A consumer has utility function u(x1, x2) = max {0.5 x1, 0.5 x2, min{x1, x2}}. She has some positive income y, and faces positive prices p1, p2 for goods 1 and 2 respectively. Supp... A consumer has utility function u(x1, x2) = max {0.5 x1, 0.5 x2, min{x1, x2}}. She has some positive income y, and faces positive prices p1, p2 for goods 1 and 2 respectively. Suppose p2 = 1. There exists a lowest price p1 such that if p1 > p1 then the unique utility maximizing choice is to buy ONLY good 2. Then p1 is __________ (in integer).

Question image

Understand the Problem

The question involves a consumer utility function that depends on two goods and their prices. It is asking about the conditions under which a consumer will choose to buy only one good, given certain constraints on prices and income.

Answer

$p_1 = 2$
Answer for screen readers

The value of $p_1$ is $2$.

Steps to Solve

  1. Identify the Utility Function

    The utility function given is $$ u(x_1, x_2) = \max {0.5 x_1, 0.5 x_2, \min {x_1, x_2}} $$ This function suggests that the consumer derives utility from the amounts of goods $x_1$ and $x_2$, with diminishing marginal utility for each.

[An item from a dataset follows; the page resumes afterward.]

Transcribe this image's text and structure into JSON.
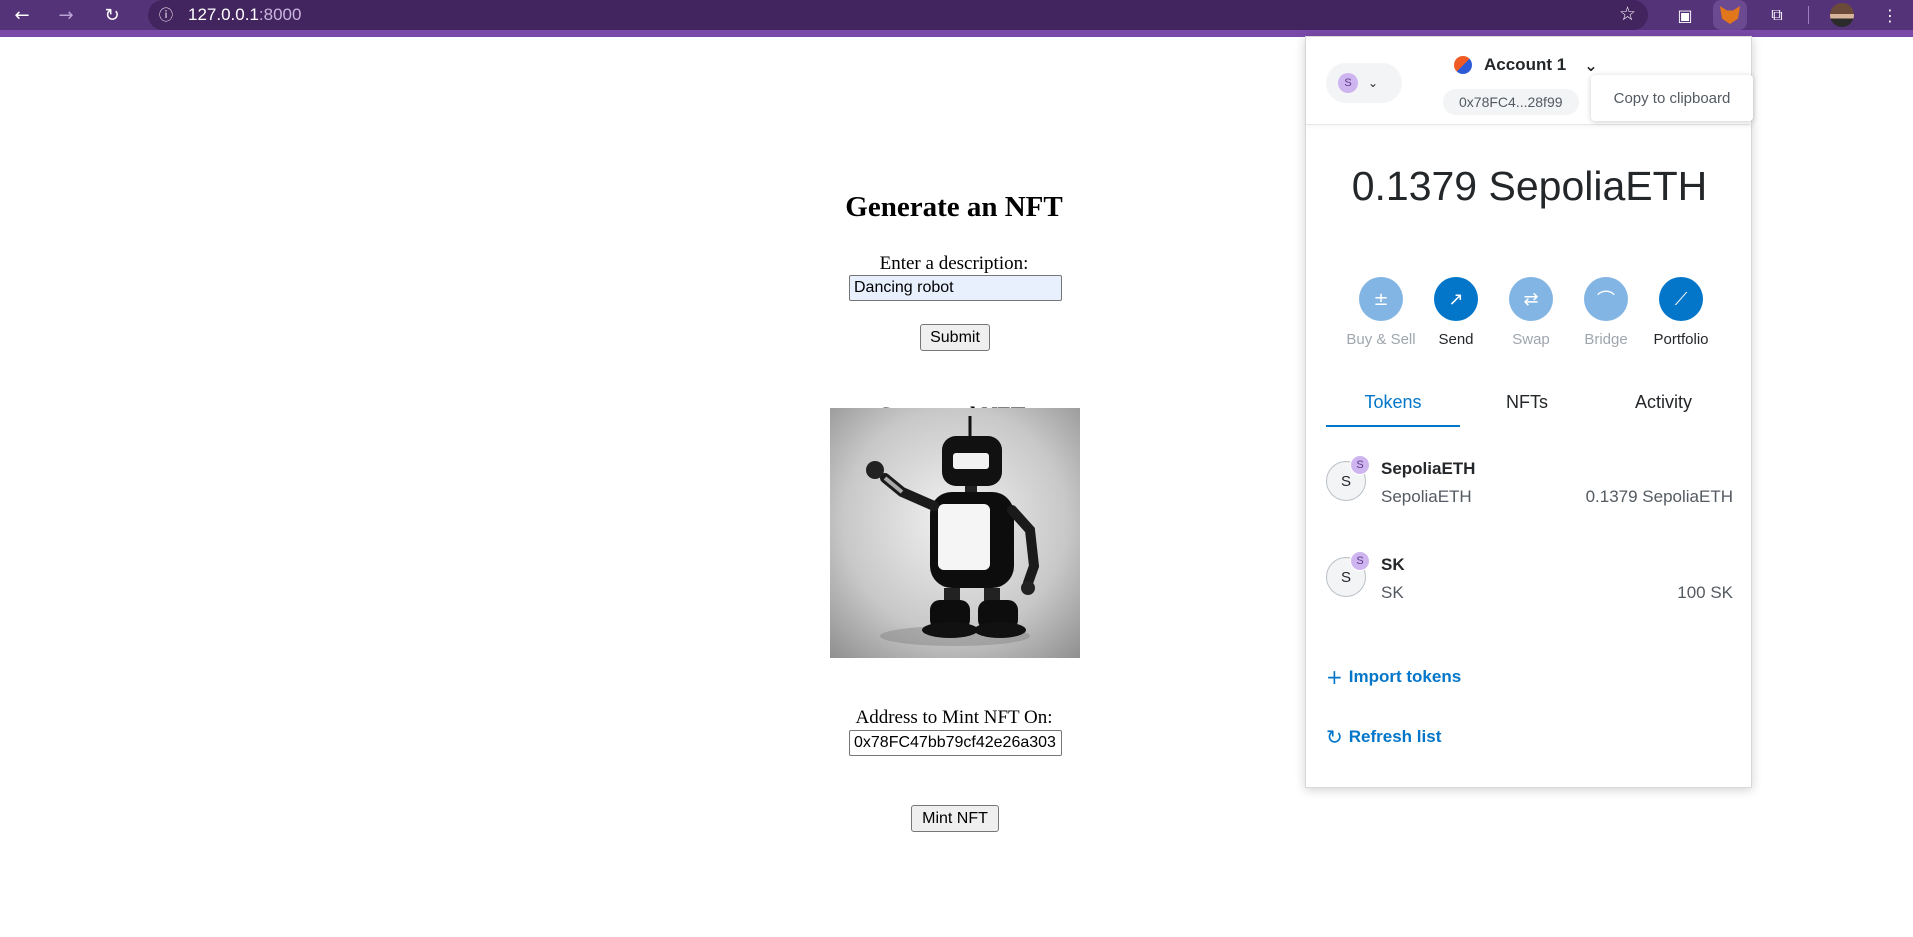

  2. Determine the Budget Constraint

    The consumer has a positive income $y$ and faces prices $p_1$ and $p_2$. With $p_2 = 1$, the budget constraint is given by: $$ p_1 x_1 + x_2 \leq y $$

  3. Analyze Pricing Conditions

    To find the price $p_1$ where the consumer would choose only good 2, we need to analyze the situation when the utility from $x_2$ exceeds that of $x_1$. This occurs when: $$ 0.5 x_2 > 0.5 x_1 ; \text{and} ; 0.5 x_2 > \min {x_1, x_2} $$

  4. Setting Up the Equations

    Since we are focusing on purchasing only good 2, the utility simplifies to: $$ u(0, x_2) = 0.5 x_2 $$ with $x_1 = 0$.

  5. Determine When to Buy Only Good 2

    The consumer will buy only good 2 when the entire budget can be spent on it: $$ x_2 = y $$ leading back to the budget constraint: $$ p_1 \cdot 0 + y \cdot 1 \leq y $$

  6. Equating Prices for Conditions

    To check the threshold for $p_1$: If the consumer buys both goods, we have: $$ y = p_1 x_1 + x_2 $$ To maximize with $x_1 = 0$, the price at which the consumer switches to good 2 alone satisfies the inequality: $$ p_1 > 2 \Rightarrow p_1 = 2 $$ Hence, if $p_1 > 2$, the utility maximization favors purchasing only good 2.

The value of $p_1$ is $2$.

More Information

In this analysis, the utility function reveals that as the price of good 1 ($p_1$) increases, there comes a point where the consumer will exclusively choose good 2, given its price ($p_2 = 1$) remains constant. Thus, the threshold price is $2$.

Tips

  • Not recognizing the implications of the utility function's max and min components when calculating consumer behavior.
  • Miscalculating the implications of budget constraints as prices change.